Dominique Voynet : Mais la question qui est posée, c'est : est-ce que les frappes aériennes, c'était vraiment une action qui avait des chances d'être efficace ou pas. Est-ce que, parce qu'on avait dit « plus jamais Srebrenica », on devait engager une action militaire dont on avait quand même beaucoup de raisons de penser qu'elle ne serait pas efficace pour faire reculer Milosevic ? Moi j'ai entendu le ministre de la défense. Il nous dit : on avait des éléments· concordants qui nous montraient que l'épuration ethnique de grande ampleur était en préparation ; on avait des éléments qui nous laissaient penser que Milosevic pourrait reculer en quelques jours. C'était un pari, et comme tous les paris, il n'est validé par l'histoire que lorsqu'il est réussi. Ce n'est pas le cas.
France-Inter : Maintenant, la machine est lancée. Vous dites également que le débat au sein du gouvernement est lancé....
Dominique Voynet : Non, je n'ai pas dit cela ; c'est vous qui avez dit cela, Le débat, il n'a pas été lancé ce matin. Il a toujours eu lieu au sein du Gouvernement. Et moi je considère que je dois au premier ministre, je dois à mes partenaires de la majorité plurielle, un dialogue aussi approfondi, aussi sincère, aussi complet que possible. Je pourrais me taire aujourd'hui, ou je pourrais adopter des positions jésuites, angéliques, et prendre la tête de manifestations. Sauf que la responsabilité gouvernementale, c'est sortir ensemble d'une situation compliquée, d'une sorte de guêpier. C'est le cas sur le terrain, c'est le cas peut-être dans le Gouvernement. Il faut qu'on en sorte ensemble.

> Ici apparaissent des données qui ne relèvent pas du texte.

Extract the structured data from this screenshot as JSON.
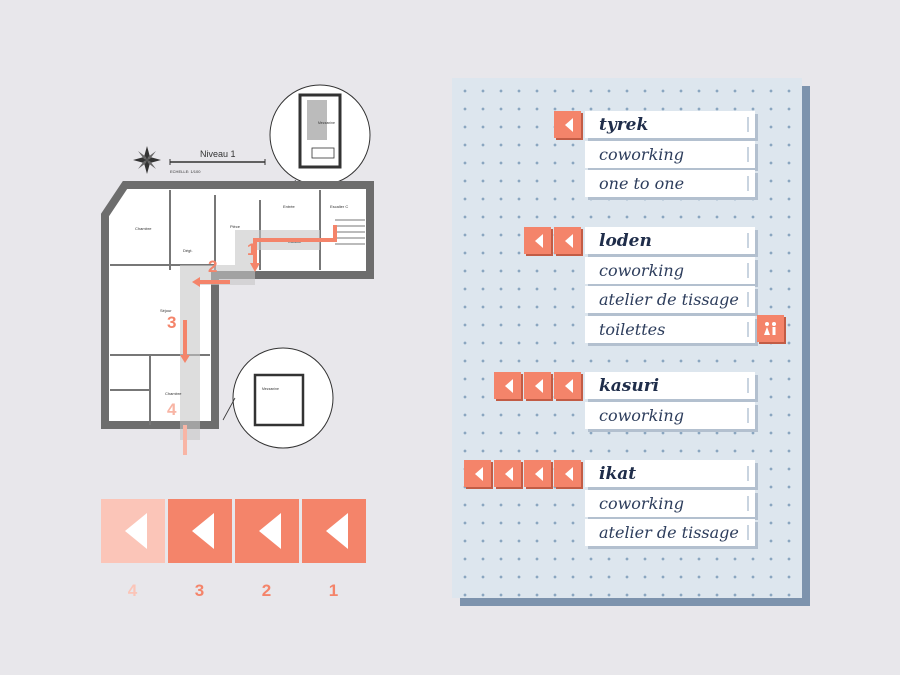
{
  "plan": {
    "level_title": "Niveau 1",
    "scale_text": "ECHELLE: 1/100",
    "rooms": [
      "Chambre",
      "Pièce",
      "Entrée",
      "Escalier C",
      "Cuisine",
      "Séjour",
      "Chambre",
      "Dégt.",
      "Mezzanine",
      "Mezzanine"
    ],
    "route_numbers": [
      "1",
      "2",
      "3",
      "4"
    ]
  },
  "legend": [
    {
      "arrows": 4,
      "label": "4",
      "color": "#fbc5b8",
      "text_color": "#fbc5b8"
    },
    {
      "arrows": 3,
      "label": "3",
      "color": "#f4846a",
      "text_color": "#f4846a"
    },
    {
      "arrows": 2,
      "label": "2",
      "color": "#f4846a",
      "text_color": "#f4846a"
    },
    {
      "arrows": 1,
      "label": "1",
      "color": "#f4846a",
      "text_color": "#f4846a"
    }
  ],
  "signs": [
    {
      "arrows": 1,
      "title": "tyrek",
      "items": [
        "coworking",
        "one to one"
      ]
    },
    {
      "arrows": 2,
      "title": "loden",
      "items": [
        "coworking",
        "atelier de tissage",
        "toilettes"
      ]
    },
    {
      "arrows": 3,
      "title": "kasuri",
      "items": [
        "coworking"
      ]
    },
    {
      "arrows": 4,
      "title": "ikat",
      "items": [
        "coworking",
        "atelier de tissage"
      ]
    }
  ],
  "colors": {
    "accent": "#f4846a",
    "accent_light": "#fbc5b8",
    "board": "#dde6ee",
    "text": "#1f2d4a"
  },
  "icons": {
    "direction": "left-arrow-icon",
    "restroom": "restroom-icon"
  }
}
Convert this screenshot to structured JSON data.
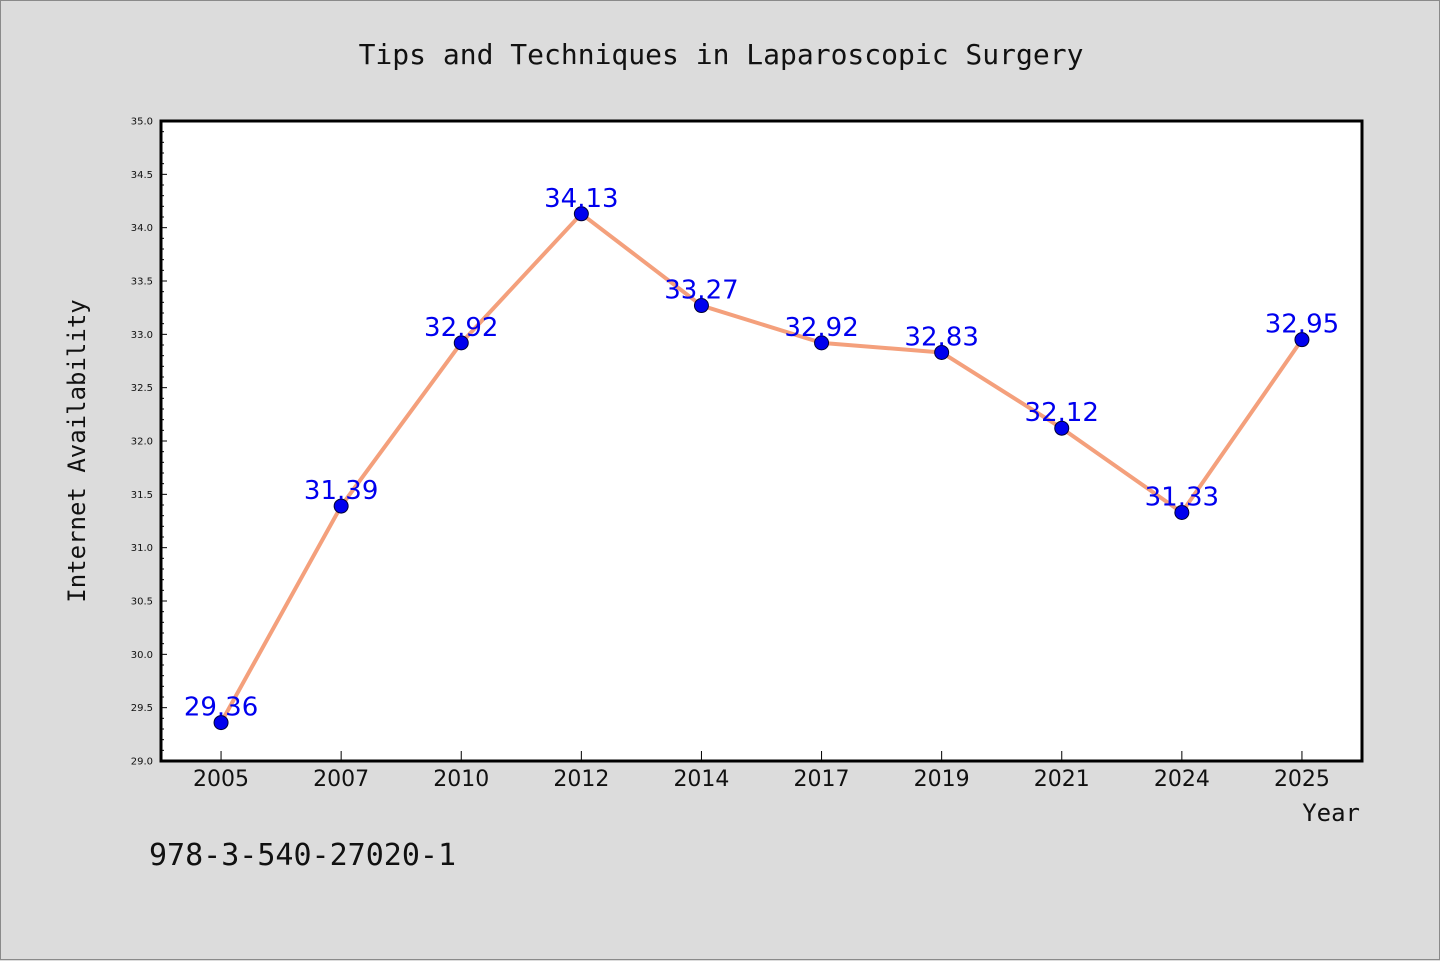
{
  "chart_data": {
    "type": "line",
    "title": "Tips and Techniques in Laparoscopic Surgery",
    "xlabel": "Year",
    "ylabel": "Internet Availability",
    "categories": [
      "2005",
      "2007",
      "2010",
      "2012",
      "2014",
      "2017",
      "2019",
      "2021",
      "2024",
      "2025"
    ],
    "series": [
      {
        "values": [
          29.36,
          31.39,
          32.92,
          34.13,
          33.27,
          32.92,
          32.83,
          32.12,
          31.33,
          32.95
        ],
        "line_color": "#f4a07c",
        "marker_color": "#0000ee"
      }
    ],
    "ylim": [
      29.0,
      35.0
    ],
    "yticks": [
      "29.0",
      "29.5",
      "30.0",
      "30.5",
      "31.0",
      "31.5",
      "32.0",
      "32.5",
      "33.0",
      "33.5",
      "34.0",
      "34.5",
      "35.0"
    ],
    "data_labels": [
      "29.36",
      "31.39",
      "32.92",
      "34.13",
      "33.27",
      "32.92",
      "32.83",
      "32.12",
      "31.33",
      "32.95"
    ],
    "grid": false,
    "legend": "none"
  },
  "annotation": {
    "isbn": "978-3-540-27020-1"
  },
  "colors": {
    "background": "#dcdcdc",
    "plot_background": "#ffffff",
    "line": "#f4a07c",
    "marker": "#0000ee",
    "data_label": "#0000ee"
  }
}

France-Inter : Vous dites : responsabilité gouvernementale. À terme, que va devenir la solidarité gouvernementale ?
Dominique Voynet : J'essaie de vous le dire, moi je trouve que c'est une des plus belles façons d'exprimer ma solidarité à l'égard du Gouvernement que de prendre en compte la complexité du phénomène, de contribuer au débat et de refuser des solutions simplistes d'un côté ou de l'autre. Je ne suis pas suspecte de sympathie avec cette guerre. Je suis très critique à l'égard de cette intervention militaire, vous l'avez compris. Mais je ne pense pas que l'heure soit venue de régler les comptes. L'heure est venue, je dirais, à la tentative de dégager des solutions qui permettent de ne pas rendre irréparable la situation dramatique dans laquelle se trouve la population albanaise du Kosovo et sans doute la minorité serbe du Kosovo, qui n'a peut-être pas choisi non plus l'affrontement en ce moment-là, et qui coexistait parfaitement avec ses voisins albanais.
France-Inter : Ce matin, en Conseil des ministres, en présence du président de la République, dans quelle atmosphère s'est déroulé le débat ?
Dominique Voynet : Moi j'ai trouvé que l'atmosphère était bonne, qu'elle était respectueuse, et que le président de la République lui-même y avait contribué de façon utile, en insistant notamment sur la nécessité pour l'Europe de se mobiliser pour traiter de façon sérieuse le problème des réfugiés qui sont des centaines de milliers. Je n'ai pas senti en quoi que ce soit la tonalité par laquelle vous avez abordé le problème tout à l'heure.